O médico permaneceu em silêncio, observando o garoto, e só então havia entendido que parte de seus machucados no braço não eram obra dele mesmo, mas de sua mãe e de fato, havia vivido um inferno.
- Será que o senhor pode... Por favor, acabar com isso? Ninguém vai saber, diga que eu tive um ataque cardíaco, diga que morri tentando fugir, diga qualquer coisa.
- Não posso fazer isso.
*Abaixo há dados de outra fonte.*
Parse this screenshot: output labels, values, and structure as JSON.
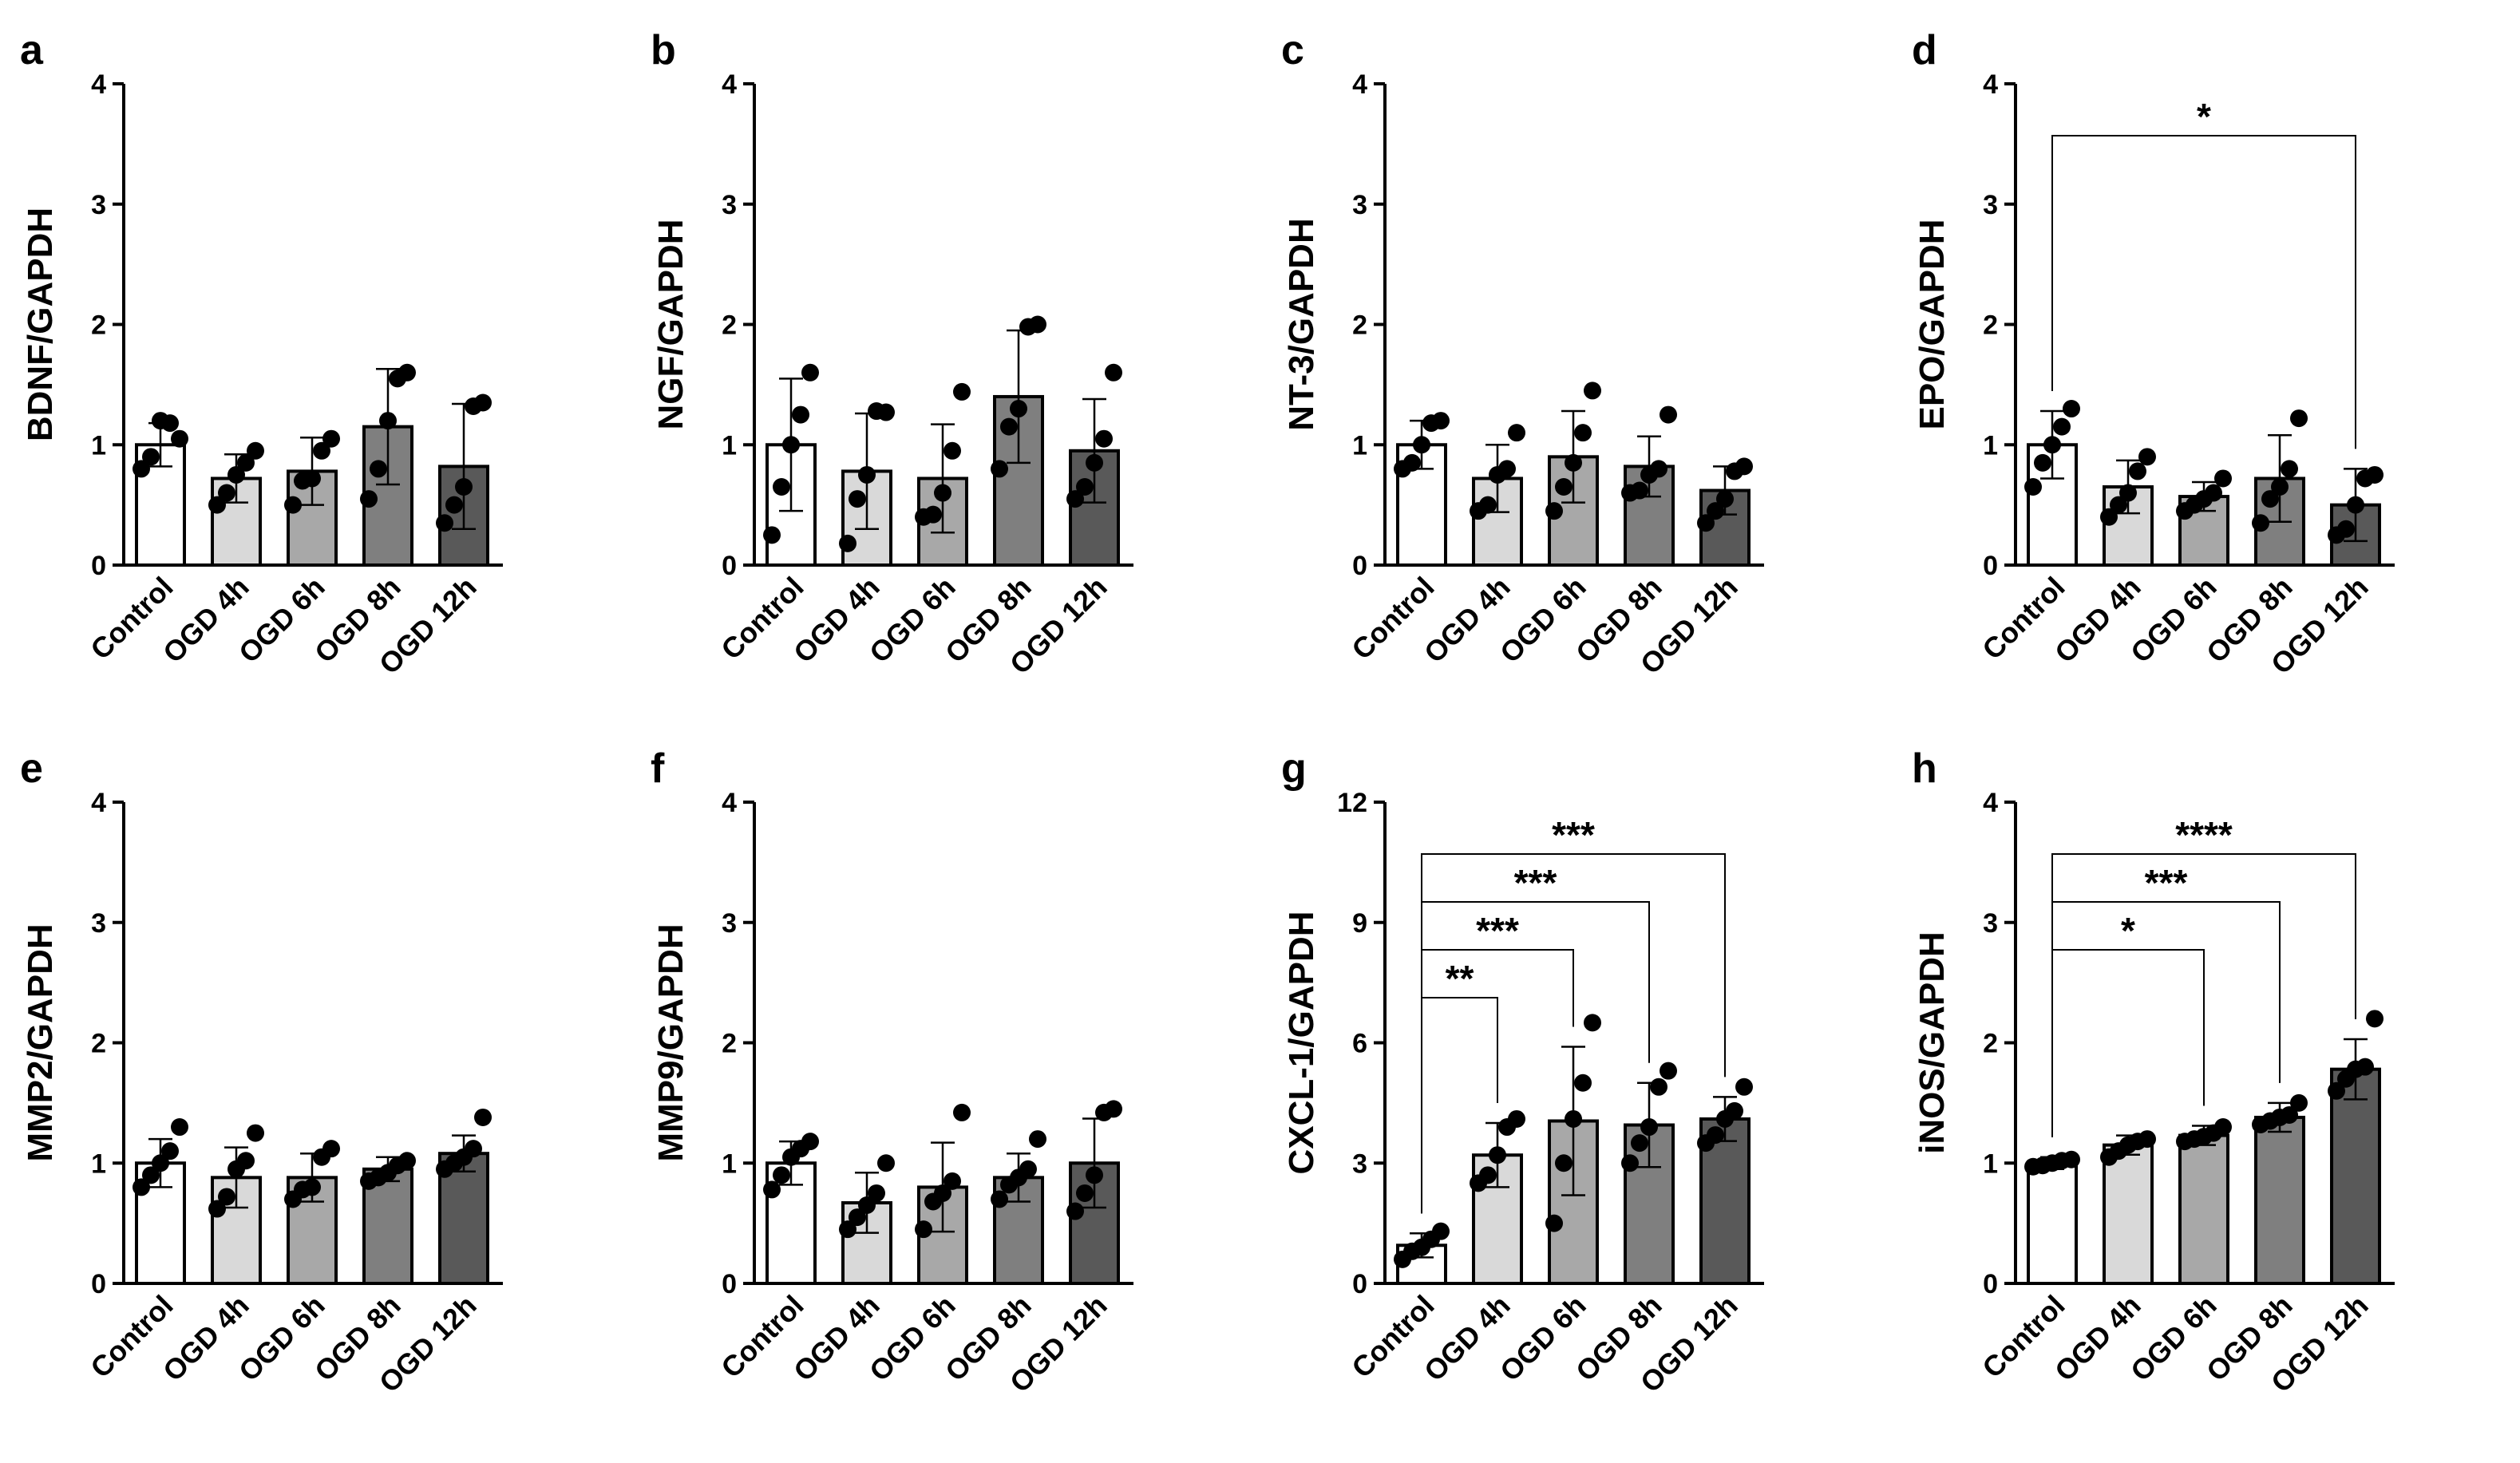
{
  "figure": {
    "categories": [
      "Control",
      "OGD 4h",
      "OGD 6h",
      "OGD 8h",
      "OGD 12h"
    ],
    "bar_colors": [
      "#ffffff",
      "#d9d9d9",
      "#a8a8a8",
      "#7f7f7f",
      "#595959"
    ]
  },
  "chart_data": [
    {
      "panel": "a",
      "type": "bar",
      "ylabel": "BDNF/GAPDH",
      "ylim": [
        0,
        4
      ],
      "yticks": [
        0,
        1,
        2,
        3,
        4
      ],
      "values": [
        1.0,
        0.72,
        0.78,
        1.15,
        0.82
      ],
      "errors": [
        0.18,
        0.2,
        0.28,
        0.48,
        0.52
      ],
      "points": [
        [
          0.8,
          0.9,
          1.2,
          1.18,
          1.05
        ],
        [
          0.5,
          0.6,
          0.75,
          0.85,
          0.95
        ],
        [
          0.5,
          0.7,
          0.72,
          0.95,
          1.05
        ],
        [
          0.55,
          0.8,
          1.2,
          1.55,
          1.6
        ],
        [
          0.35,
          0.5,
          0.65,
          1.32,
          1.35
        ]
      ],
      "significance": []
    },
    {
      "panel": "b",
      "type": "bar",
      "ylabel": "NGF/GAPDH",
      "ylim": [
        0,
        4
      ],
      "yticks": [
        0,
        1,
        2,
        3,
        4
      ],
      "values": [
        1.0,
        0.78,
        0.72,
        1.4,
        0.95
      ],
      "errors": [
        0.55,
        0.48,
        0.45,
        0.55,
        0.43
      ],
      "points": [
        [
          0.25,
          0.65,
          1.0,
          1.25,
          1.6
        ],
        [
          0.18,
          0.55,
          0.75,
          1.28,
          1.27
        ],
        [
          0.4,
          0.42,
          0.6,
          0.95,
          1.44
        ],
        [
          0.8,
          1.15,
          1.3,
          1.98,
          2.0
        ],
        [
          0.55,
          0.65,
          0.85,
          1.05,
          1.6
        ]
      ],
      "significance": []
    },
    {
      "panel": "c",
      "type": "bar",
      "ylabel": "NT-3/GAPDH",
      "ylim": [
        0,
        4
      ],
      "yticks": [
        0,
        1,
        2,
        3,
        4
      ],
      "values": [
        1.0,
        0.72,
        0.9,
        0.82,
        0.62
      ],
      "errors": [
        0.2,
        0.28,
        0.38,
        0.25,
        0.2
      ],
      "points": [
        [
          0.8,
          0.85,
          1.0,
          1.18,
          1.2
        ],
        [
          0.45,
          0.5,
          0.75,
          0.8,
          1.1
        ],
        [
          0.45,
          0.65,
          0.85,
          1.1,
          1.45
        ],
        [
          0.6,
          0.62,
          0.75,
          0.8,
          1.25
        ],
        [
          0.35,
          0.45,
          0.55,
          0.78,
          0.82
        ]
      ],
      "significance": []
    },
    {
      "panel": "d",
      "type": "bar",
      "ylabel": "EPO/GAPDH",
      "ylim": [
        0,
        4
      ],
      "yticks": [
        0,
        1,
        2,
        3,
        4
      ],
      "values": [
        1.0,
        0.65,
        0.57,
        0.72,
        0.5
      ],
      "errors": [
        0.28,
        0.22,
        0.12,
        0.36,
        0.3
      ],
      "points": [
        [
          0.65,
          0.85,
          1.0,
          1.15,
          1.3
        ],
        [
          0.4,
          0.5,
          0.6,
          0.78,
          0.9
        ],
        [
          0.45,
          0.5,
          0.55,
          0.6,
          0.72
        ],
        [
          0.35,
          0.55,
          0.65,
          0.8,
          1.22
        ],
        [
          0.25,
          0.3,
          0.5,
          0.72,
          0.75
        ]
      ],
      "significance": [
        {
          "from": 0,
          "to": 4,
          "label": "*"
        }
      ]
    },
    {
      "panel": "e",
      "type": "bar",
      "ylabel": "MMP2/GAPDH",
      "ylim": [
        0,
        4
      ],
      "yticks": [
        0,
        1,
        2,
        3,
        4
      ],
      "values": [
        1.0,
        0.88,
        0.88,
        0.95,
        1.08
      ],
      "errors": [
        0.2,
        0.25,
        0.2,
        0.1,
        0.15
      ],
      "points": [
        [
          0.8,
          0.9,
          1.0,
          1.1,
          1.3
        ],
        [
          0.62,
          0.72,
          0.95,
          1.02,
          1.25
        ],
        [
          0.7,
          0.78,
          0.8,
          1.05,
          1.12
        ],
        [
          0.85,
          0.88,
          0.92,
          0.98,
          1.02
        ],
        [
          0.95,
          1.0,
          1.05,
          1.12,
          1.38
        ]
      ],
      "significance": []
    },
    {
      "panel": "f",
      "type": "bar",
      "ylabel": "MMP9/GAPDH",
      "ylim": [
        0,
        4
      ],
      "yticks": [
        0,
        1,
        2,
        3,
        4
      ],
      "values": [
        1.0,
        0.67,
        0.8,
        0.88,
        1.0
      ],
      "errors": [
        0.18,
        0.25,
        0.37,
        0.2,
        0.37
      ],
      "points": [
        [
          0.78,
          0.9,
          1.05,
          1.12,
          1.18
        ],
        [
          0.45,
          0.55,
          0.65,
          0.75,
          1.0
        ],
        [
          0.45,
          0.68,
          0.75,
          0.85,
          1.42
        ],
        [
          0.7,
          0.82,
          0.88,
          0.95,
          1.2
        ],
        [
          0.6,
          0.75,
          0.9,
          1.42,
          1.45
        ]
      ],
      "significance": []
    },
    {
      "panel": "g",
      "type": "bar",
      "ylabel": "CXCL-1/GAPDH",
      "ylim": [
        0,
        12
      ],
      "yticks": [
        0,
        3,
        6,
        9,
        12
      ],
      "values": [
        0.95,
        3.2,
        4.05,
        3.95,
        4.1
      ],
      "errors": [
        0.3,
        0.8,
        1.85,
        1.05,
        0.55
      ],
      "points": [
        [
          0.6,
          0.8,
          0.9,
          1.1,
          1.3
        ],
        [
          2.5,
          2.7,
          3.2,
          3.9,
          4.1
        ],
        [
          1.5,
          3.0,
          4.1,
          5.0,
          6.5
        ],
        [
          3.0,
          3.5,
          3.9,
          4.9,
          5.3
        ],
        [
          3.5,
          3.7,
          4.1,
          4.3,
          4.9
        ]
      ],
      "significance": [
        {
          "from": 0,
          "to": 1,
          "label": "**"
        },
        {
          "from": 0,
          "to": 2,
          "label": "***"
        },
        {
          "from": 0,
          "to": 3,
          "label": "***"
        },
        {
          "from": 0,
          "to": 4,
          "label": "***"
        }
      ]
    },
    {
      "panel": "h",
      "type": "bar",
      "ylabel": "iNOS/GAPDH",
      "ylim": [
        0,
        4
      ],
      "yticks": [
        0,
        1,
        2,
        3,
        4
      ],
      "values": [
        1.0,
        1.15,
        1.23,
        1.38,
        1.78
      ],
      "errors": [
        0.05,
        0.08,
        0.08,
        0.12,
        0.25
      ],
      "points": [
        [
          0.97,
          0.98,
          1.0,
          1.02,
          1.03
        ],
        [
          1.05,
          1.1,
          1.15,
          1.18,
          1.2
        ],
        [
          1.18,
          1.2,
          1.22,
          1.25,
          1.3
        ],
        [
          1.32,
          1.35,
          1.38,
          1.4,
          1.5
        ],
        [
          1.6,
          1.7,
          1.78,
          1.8,
          2.2
        ]
      ],
      "significance": [
        {
          "from": 0,
          "to": 2,
          "label": "*"
        },
        {
          "from": 0,
          "to": 3,
          "label": "***"
        },
        {
          "from": 0,
          "to": 4,
          "label": "****"
        }
      ]
    }
  ]
}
Você precisa dar a volta por cima, e ensinar seu filho a ser diferente do que sua mãe fez com você. 

O menor fizera um minuto de silêncio tentando entender o que ele havia dito, estava sonolento, enjoado, afetado pela droga e ouvia sua voz bem a fundo na cabeça, talvez estivesse sonhando, poderia estar.
- O que você disse?

- Que não pode fazer mal ao bebê...
- Mas que bebê?  
- Você não sabe ainda? Hum, me desculpe... Você está grávido, Tadashi.
- ... O que? - Disse o menor quase num salto da cama.
- Sim, acredito que uns três meses. Está muito desnutrido e perdendo peso, se continuar assim, ele vai morrer, por pouco não o matou hoje. 
- ... Doutor, eu não... Não posso estar...
- Por quê? 
- A última pessoa com quem eu fiz isso... Já nem sabe mais que eu existo.
Nowaki não havia tido notícias do outro há algum tempo. Haviam terminado daquela forma inacabada, sem desfecho. Não o havia expulsado de forma definitiva da própria vida, mas havia acabado daquele jeito, não sabia sequer onde morava uma vez que saíra da casa de seu amigo onde antes costumava estar. Fitou o celular que apitava com notícias costumeiras da clínica, havia tirado um tempo de férias após algum tempo sem elas, férias estas que nunca eram de fato férias, qualquer caso mais complexo e era requisitadas autorizações ou assistência, havia sabido de algum paciente recente problemático, mas após alguns meses com pacientes que não eram ele, havia criado alguma esperança de que houvesse tomado jeito e foi por isso que não desconfiou de sua chegada por lá.